Two sides of a parallelogram are along the lines x+y=3 and x=y+3. If its diagonals intersect at (2, 4) , then one of its vertices is

To solve the problem step by step, we need to find one of the vertices of the parallelogram given the equations of two sides and the intersection point of the diagonals. ### Step 1: Identify the lines The two sides of the parallelogram are given by the equations: 1. \( x + y = 3 \) (Line 1) 2. \( x - y = 3 \) (Line 2) ### Step 2: Find the intersection of the two lines To find the intersection point of these two lines, we can solve them simultaneously.
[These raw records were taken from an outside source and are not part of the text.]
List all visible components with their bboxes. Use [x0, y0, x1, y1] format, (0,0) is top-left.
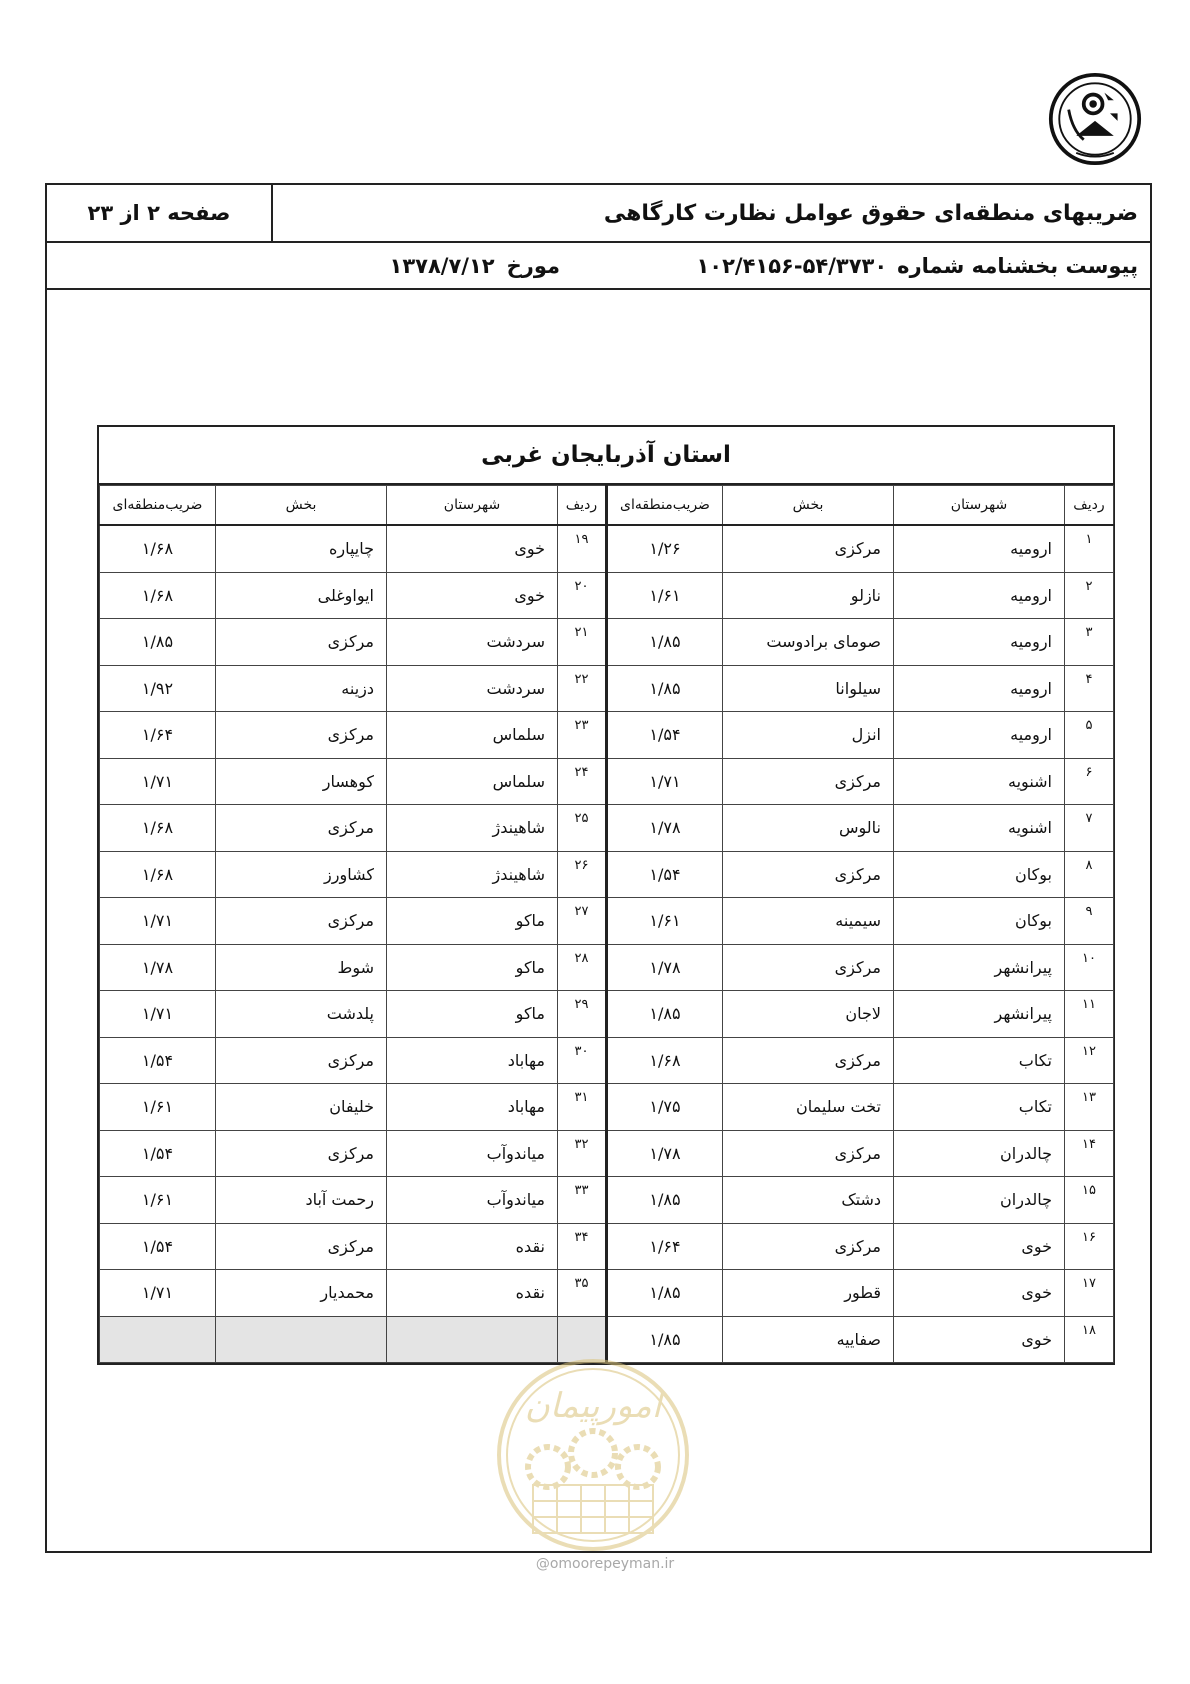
row-number-cell: ۴	[1065, 665, 1114, 712]
county-cell: نقده	[387, 1270, 558, 1317]
county-cell: ارومیه	[894, 525, 1065, 572]
watermark-brand: امورپیمان	[524, 1386, 662, 1426]
district-cell: چایپاره	[216, 525, 387, 572]
county-cell: سردشت	[387, 665, 558, 712]
coefficient-cell: ۱/۸۵	[607, 1177, 723, 1224]
row-number-cell: ۲۴	[558, 758, 607, 805]
circular-label: پیوست بخشنامه شماره	[897, 253, 1138, 278]
col-header-district: بخش	[723, 486, 894, 526]
table-header-row	[100, 486, 1114, 526]
district-cell: شوط	[216, 944, 387, 991]
district-cell: صومای برادوست	[723, 619, 894, 666]
watermark-logo	[493, 1355, 693, 1555]
row-number-cell: ۲۰	[558, 572, 607, 619]
table-row	[100, 1130, 1114, 1177]
page-number: صفحه ۲ از ۲۳	[47, 185, 273, 241]
coefficient-cell: ۱/۸۵	[607, 1270, 723, 1317]
row-number-cell: ۱۳	[1065, 1084, 1114, 1131]
county-cell: ماکو	[387, 991, 558, 1038]
circular-date	[390, 243, 560, 288]
col-header-county: شهرستان	[387, 486, 558, 526]
county-cell: میاندوآب	[387, 1130, 558, 1177]
table-row	[100, 1037, 1114, 1084]
circular-number: ۱۰۲/۴۱۵۶-۵۴/۳۷۳۰	[696, 253, 888, 278]
district-cell: مرکزی	[216, 1037, 387, 1084]
district-cell: مرکزی	[216, 712, 387, 759]
county-cell: بوکان	[894, 898, 1065, 945]
row-number-cell: ۹	[1065, 898, 1114, 945]
row-number-cell: ۱۲	[1065, 1037, 1114, 1084]
district-cell: مرکزی	[723, 758, 894, 805]
coefficient-cell: ۱/۶۱	[607, 572, 723, 619]
district-cell: مرکزی	[723, 944, 894, 991]
county-cell: ماکو	[387, 898, 558, 945]
coefficient-cell: ۱/۷۸	[100, 944, 216, 991]
county-cell: خوی	[387, 572, 558, 619]
county-cell: سلماس	[387, 758, 558, 805]
watermark-site: @omoorepeyman.ir	[535, 1556, 675, 1572]
district-cell: دزینه	[216, 665, 387, 712]
row-number-cell: ۲۶	[558, 851, 607, 898]
table-row	[100, 525, 1114, 572]
coefficient-cell: ۱/۶۱	[607, 898, 723, 945]
row-number-cell: ۳۵	[558, 1270, 607, 1317]
county-cell: مهاباد	[387, 1084, 558, 1131]
county-cell: مهاباد	[387, 1037, 558, 1084]
district-cell: مرکزی	[723, 1223, 894, 1270]
table-row	[100, 758, 1114, 805]
county-cell: خوی	[387, 525, 558, 572]
header-title-row	[47, 185, 1150, 243]
row-number-cell: ۲۲	[558, 665, 607, 712]
district-cell: نازلو	[723, 572, 894, 619]
row-number-cell: ۶	[1065, 758, 1114, 805]
coefficient-cell: ۱/۵۴	[100, 1130, 216, 1177]
row-number-cell: ۱۵	[1065, 1177, 1114, 1224]
coefficient-cell: ۱/۷۸	[607, 1130, 723, 1177]
col-header-row-number: ردیف	[1065, 486, 1114, 526]
county-cell: خوی	[894, 1316, 1065, 1363]
district-cell: مرکزی	[723, 851, 894, 898]
coefficient-cell: ۱/۵۴	[607, 712, 723, 759]
district-cell: محمدیار	[216, 1270, 387, 1317]
row-number-cell: ۲۸	[558, 944, 607, 991]
county-cell: اشنویه	[894, 758, 1065, 805]
province-title: استان آذربایجان غربی	[99, 427, 1113, 485]
district-cell: خلیفان	[216, 1084, 387, 1131]
table-row	[100, 1223, 1114, 1270]
district-cell: مرکزی	[216, 619, 387, 666]
district-cell: کشاورز	[216, 851, 387, 898]
coefficient-table	[97, 425, 1115, 1365]
county-cell: ارومیه	[894, 712, 1065, 759]
header-circular-row	[47, 243, 1150, 290]
county-cell: چالدران	[894, 1177, 1065, 1224]
table-row	[100, 1084, 1114, 1131]
table-row	[100, 991, 1114, 1038]
row-number-cell: ۱۸	[1065, 1316, 1114, 1363]
coefficient-cell: ۱/۶۱	[100, 1084, 216, 1131]
row-number-cell: ۳	[1065, 619, 1114, 666]
row-number-cell: ۲۳	[558, 712, 607, 759]
county-cell: چالدران	[894, 1130, 1065, 1177]
table-row	[100, 851, 1114, 898]
coefficient-cell: ۱/۵۴	[100, 1037, 216, 1084]
county-cell: تکاب	[894, 1037, 1065, 1084]
district-cell	[216, 1316, 387, 1363]
row-number-cell: ۲	[1065, 572, 1114, 619]
col-header-district: بخش	[216, 486, 387, 526]
county-cell: میاندوآب	[387, 1177, 558, 1224]
county-cell: نقده	[387, 1223, 558, 1270]
document-title: ضریبهای منطقه‌ای حقوق عوامل نظارت کارگاهی	[603, 200, 1138, 226]
district-cell: مرکزی	[216, 1223, 387, 1270]
coefficient-cell: ۱/۲۶	[607, 525, 723, 572]
table-row	[100, 944, 1114, 991]
coefficient-cell: ۱/۶۴	[607, 1223, 723, 1270]
county-cell: ارومیه	[894, 619, 1065, 666]
county-cell: سلماس	[387, 712, 558, 759]
coefficient-cell: ۱/۷۱	[100, 1270, 216, 1317]
circular-reference	[696, 243, 1138, 288]
district-cell: مرکزی	[216, 805, 387, 852]
coefficient-cell: ۱/۶۸	[100, 525, 216, 572]
row-number-cell: ۳۳	[558, 1177, 607, 1224]
row-number-cell: ۳۱	[558, 1084, 607, 1131]
coefficient-cell: ۱/۷۸	[607, 805, 723, 852]
date-label: مورخ	[506, 253, 560, 278]
county-cell: تکاب	[894, 1084, 1065, 1131]
table-row	[100, 1270, 1114, 1317]
district-cell: مرکزی	[216, 898, 387, 945]
district-cell: مرکزی	[723, 1130, 894, 1177]
row-number-cell: ۲۵	[558, 805, 607, 852]
date-value: ۱۳۷۸/۷/۱۲	[389, 253, 495, 278]
coefficient-cell: ۱/۷۵	[607, 1084, 723, 1131]
coefficient-cell: ۱/۶۸	[100, 805, 216, 852]
col-header-row-number: ردیف	[558, 486, 607, 526]
district-cell: سیلوانا	[723, 665, 894, 712]
district-cell: کوهسار	[216, 758, 387, 805]
coefficient-cell: ۱/۷۱	[100, 898, 216, 945]
district-cell: انزل	[723, 712, 894, 759]
table-row	[100, 805, 1114, 852]
table-row	[100, 665, 1114, 712]
district-cell: رحمت آباد	[216, 1177, 387, 1224]
county-cell: پیرانشهر	[894, 991, 1065, 1038]
coefficient-cell: ۱/۸۵	[607, 665, 723, 712]
coefficient-cell: ۱/۶۸	[100, 851, 216, 898]
coefficient-cell: ۱/۸۵	[100, 619, 216, 666]
table-row	[100, 898, 1114, 945]
row-number-cell: ۱۹	[558, 525, 607, 572]
coefficient-cell: ۱/۵۴	[607, 851, 723, 898]
table-row	[100, 619, 1114, 666]
col-header-coefficient: ضریب‌منطقه‌ای	[607, 486, 723, 526]
col-header-coefficient: ضریب‌منطقه‌ای	[100, 486, 216, 526]
coefficient-cell: ۱/۵۴	[100, 1223, 216, 1270]
district-cell: نالوس	[723, 805, 894, 852]
row-number-cell: ۱۴	[1065, 1130, 1114, 1177]
coefficient-cell: ۱/۷۱	[607, 758, 723, 805]
district-cell: تخت سلیمان	[723, 1084, 894, 1131]
row-number-cell: ۵	[1065, 712, 1114, 759]
coefficient-cell: ۱/۷۸	[607, 944, 723, 991]
district-cell: مرکزی	[723, 525, 894, 572]
county-cell: بوکان	[894, 851, 1065, 898]
county-cell: خوی	[894, 1223, 1065, 1270]
table-row	[100, 1177, 1114, 1224]
coefficient-cell: ۱/۷۱	[100, 758, 216, 805]
organization-seal-logo	[1048, 72, 1142, 166]
coefficient-cell: ۱/۸۵	[607, 1316, 723, 1363]
district-cell: لاجان	[723, 991, 894, 1038]
district-cell: پلدشت	[216, 991, 387, 1038]
coefficient-grid	[99, 485, 1114, 1363]
coefficient-cell: ۱/۷۱	[100, 991, 216, 1038]
district-cell: مرکزی	[723, 1037, 894, 1084]
row-number-cell: ۱۶	[1065, 1223, 1114, 1270]
coefficient-cell: ۱/۶۴	[100, 712, 216, 759]
county-cell: اشنویه	[894, 805, 1065, 852]
coefficient-cell: ۱/۶۱	[100, 1177, 216, 1224]
district-cell: ایواوغلی	[216, 572, 387, 619]
row-number-cell: ۲۹	[558, 991, 607, 1038]
county-cell: شاهیندژ	[387, 805, 558, 852]
county-cell: سردشت	[387, 619, 558, 666]
district-cell: مرکزی	[216, 1130, 387, 1177]
county-cell: خوی	[894, 1270, 1065, 1317]
county-cell: ماکو	[387, 944, 558, 991]
coefficient-cell: ۱/۸۵	[607, 619, 723, 666]
row-number-cell: ۳۴	[558, 1223, 607, 1270]
row-number-cell: ۱۱	[1065, 991, 1114, 1038]
row-number-cell: ۸	[1065, 851, 1114, 898]
coefficient-cell: ۱/۹۲	[100, 665, 216, 712]
row-number-cell: ۱۰	[1065, 944, 1114, 991]
coefficient-cell: ۱/۶۸	[607, 1037, 723, 1084]
row-number-cell: ۳۲	[558, 1130, 607, 1177]
district-cell: قطور	[723, 1270, 894, 1317]
county-cell: پیرانشهر	[894, 944, 1065, 991]
row-number-cell: ۱۷	[1065, 1270, 1114, 1317]
table-row	[100, 712, 1114, 759]
coefficient-cell: ۱/۶۸	[100, 572, 216, 619]
table-row	[100, 572, 1114, 619]
coefficient-cell	[100, 1316, 216, 1363]
county-cell: ارومیه	[894, 665, 1065, 712]
county-cell: ارومیه	[894, 572, 1065, 619]
district-cell: دشتک	[723, 1177, 894, 1224]
row-number-cell: ۱	[1065, 525, 1114, 572]
row-number-cell: ۲۷	[558, 898, 607, 945]
county-cell: شاهیندژ	[387, 851, 558, 898]
row-number-cell: ۲۱	[558, 619, 607, 666]
coefficient-cell: ۱/۸۵	[607, 991, 723, 1038]
row-number-cell: ۳۰	[558, 1037, 607, 1084]
row-number-cell: ۷	[1065, 805, 1114, 852]
district-cell: صفاییه	[723, 1316, 894, 1363]
col-header-county: شهرستان	[894, 486, 1065, 526]
district-cell: سیمینه	[723, 898, 894, 945]
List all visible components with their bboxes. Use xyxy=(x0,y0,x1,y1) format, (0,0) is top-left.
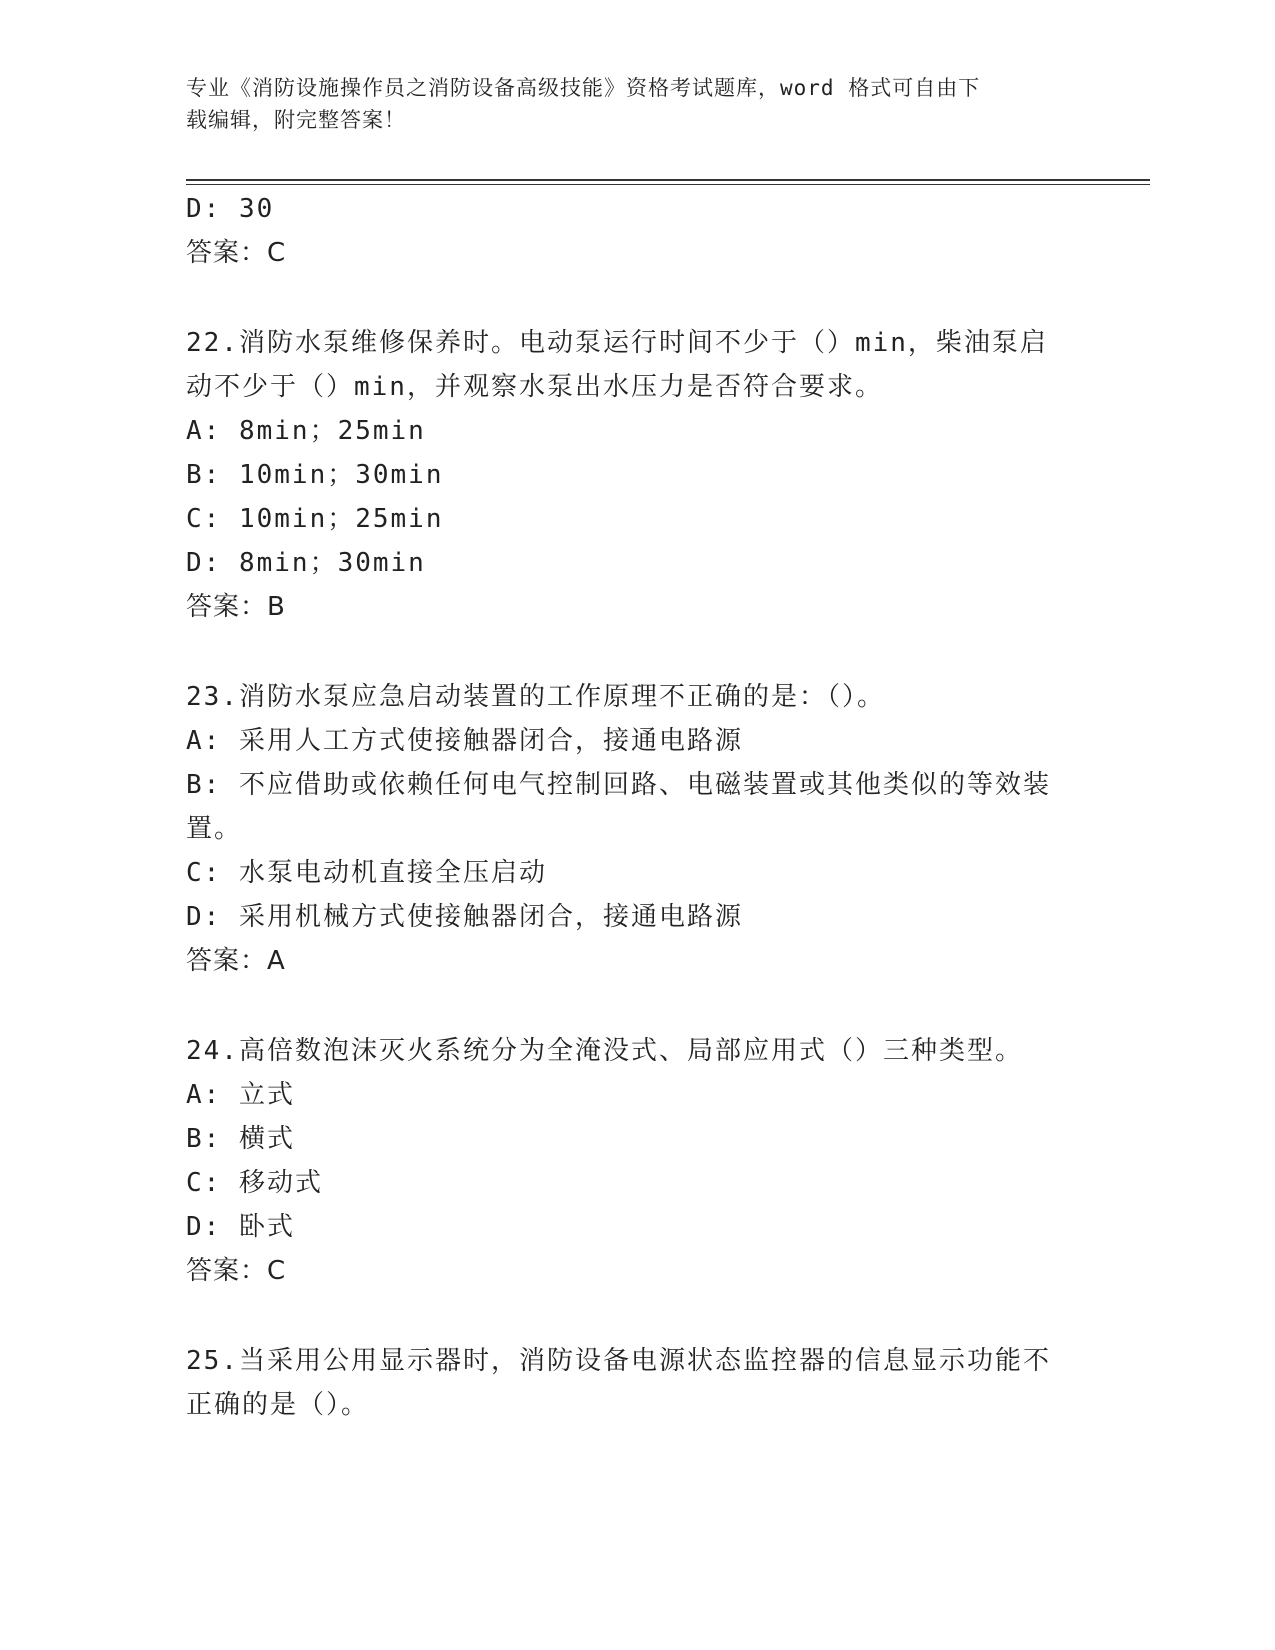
question-22-answer: 答案：B xyxy=(186,592,286,622)
question-25-stem-line-2: 正确的是（）。 xyxy=(186,1390,370,1420)
question-25-stem-line-1: 25.当采用公用显示器时，消防设备电源状态监控器的信息显示功能不 xyxy=(186,1346,1051,1376)
option-d: D: 30 xyxy=(186,194,275,224)
header-divider xyxy=(186,179,1150,181)
question-22-option-c: C: 10min；25min xyxy=(186,504,444,534)
page-header xyxy=(186,72,1086,136)
question-24-option-d: D: 卧式 xyxy=(186,1212,295,1242)
header-line-2: 载编辑，附完整答案！ xyxy=(186,108,406,132)
question-22-option-a: A: 8min；25min xyxy=(186,416,426,446)
question-24-option-a: A: 立式 xyxy=(186,1080,295,1110)
question-22-stem-line-2: 动不少于（）min，并观察水泵出水压力是否符合要求。 xyxy=(186,372,883,402)
header-divider-thin xyxy=(186,184,1150,185)
question-23-answer: 答案：A xyxy=(186,946,286,976)
question-23-option-d: D: 采用机械方式使接触器闭合，接通电路源 xyxy=(186,902,743,932)
question-24-stem: 24.高倍数泡沫灭火系统分为全淹没式、局部应用式（）三种类型。 xyxy=(186,1036,1023,1066)
question-23-option-b-cont: 置。 xyxy=(186,814,243,844)
question-22-stem-line-1: 22.消防水泵维修保养时。电动泵运行时间不少于（）min，柴油泵启 xyxy=(186,328,1048,358)
question-22-option-b: B: 10min；30min xyxy=(186,460,444,490)
answer-line: 答案：C xyxy=(186,238,287,268)
question-23-option-b: B: 不应借助或依赖任何电气控制回路、电磁装置或其他类似的等效装 xyxy=(186,770,1051,800)
question-24-option-c: C: 移动式 xyxy=(186,1168,323,1198)
question-23-option-a: A: 采用人工方式使接触器闭合，接通电路源 xyxy=(186,726,743,756)
question-24-answer: 答案：C xyxy=(186,1256,287,1286)
question-23-stem: 23.消防水泵应急启动装置的工作原理不正确的是：（）。 xyxy=(186,682,885,712)
header-line-1: 专业《消防设施操作员之消防设备高级技能》资格考试题库，word 格式可自由下 xyxy=(186,76,981,100)
question-22-option-d: D: 8min；30min xyxy=(186,548,426,578)
question-24-option-b: B: 横式 xyxy=(186,1124,295,1154)
question-23-option-c: C: 水泵电动机直接全压启动 xyxy=(186,858,547,888)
From Line 1: \[ y = 3 - x \] Substituting this into Line 2: \[ x - (3 - x) = 3 \] \[ x - 3 + x = 3 \] \[ 2x - 3 = 3 \] \[ 2x = 6 \] \[ x = 3 \] Now substituting \( x = 3 \) back into Line 1 to find \( y \): \[ y = 3 - 3 = 0 \] Thus, the intersection point is \( A(3, 0) \). ### Step 3: Use the midpoint of the diagonals We know that the diagonals of a parallelogram bisect each other. The diagonals intersect at point \( O(2, 4) \). Since \( O \) is the midpoint of the diagonal \( AC \), we can use the midpoint formula. Let \( C(x_C, y_C) \) be the coordinates of the vertex \( C \). The midpoint \( O \) can be expressed as: \[ O = \left( \frac{x_A + x_C}{2}, \frac{y_A + y_C}{2} \right) \] Substituting the known values: \[ (2, 4) = \left( \frac{3 + x_C}{2}, \frac{0 + y_C}{2} \right) \] ### Step 4: Set up equations from the midpoint From the x-coordinates: \[ 2 = \frac{3 + x_C}{2} \implies 4 = 3 + x_C \implies x_C = 1 \] From the y-coordinates: \[ 4 = \frac{0 + y_C}{2} \implies 8 = y_C \implies y_C = 8 \] Thus, the coordinates of vertex \( C \) are \( C(1, 8) \). ### Step 5: Find the coordinates of the fourth vertex \( D \) To find the coordinates of the fourth vertex \( D \), we can use the fact that the diagonals bisect each other. If \( B(x_B, y_B) \) is the coordinates of vertex \( B \), we can express the midpoint \( O \) as: \[ O = \left( \frac{x_B + x_D}{2}, \frac{y_B + y_D}{2} \right) \] Since we already know \( O(2, 4) \) and \( A(3, 0) \), we can find \( D \) using the relationship between the vertices. ### Step 6: Use the slopes to find vertex \( D \) The slope of line \( AD \) should be equal to the slope of line \( BC \). We can find the slope of \( AD \) and set it equal to the slope of \( BC \) to find the coordinates of \( D \). ### Final Answer After calculating, we find that one of the vertices of the parallelogram is \( C(1, 8) \).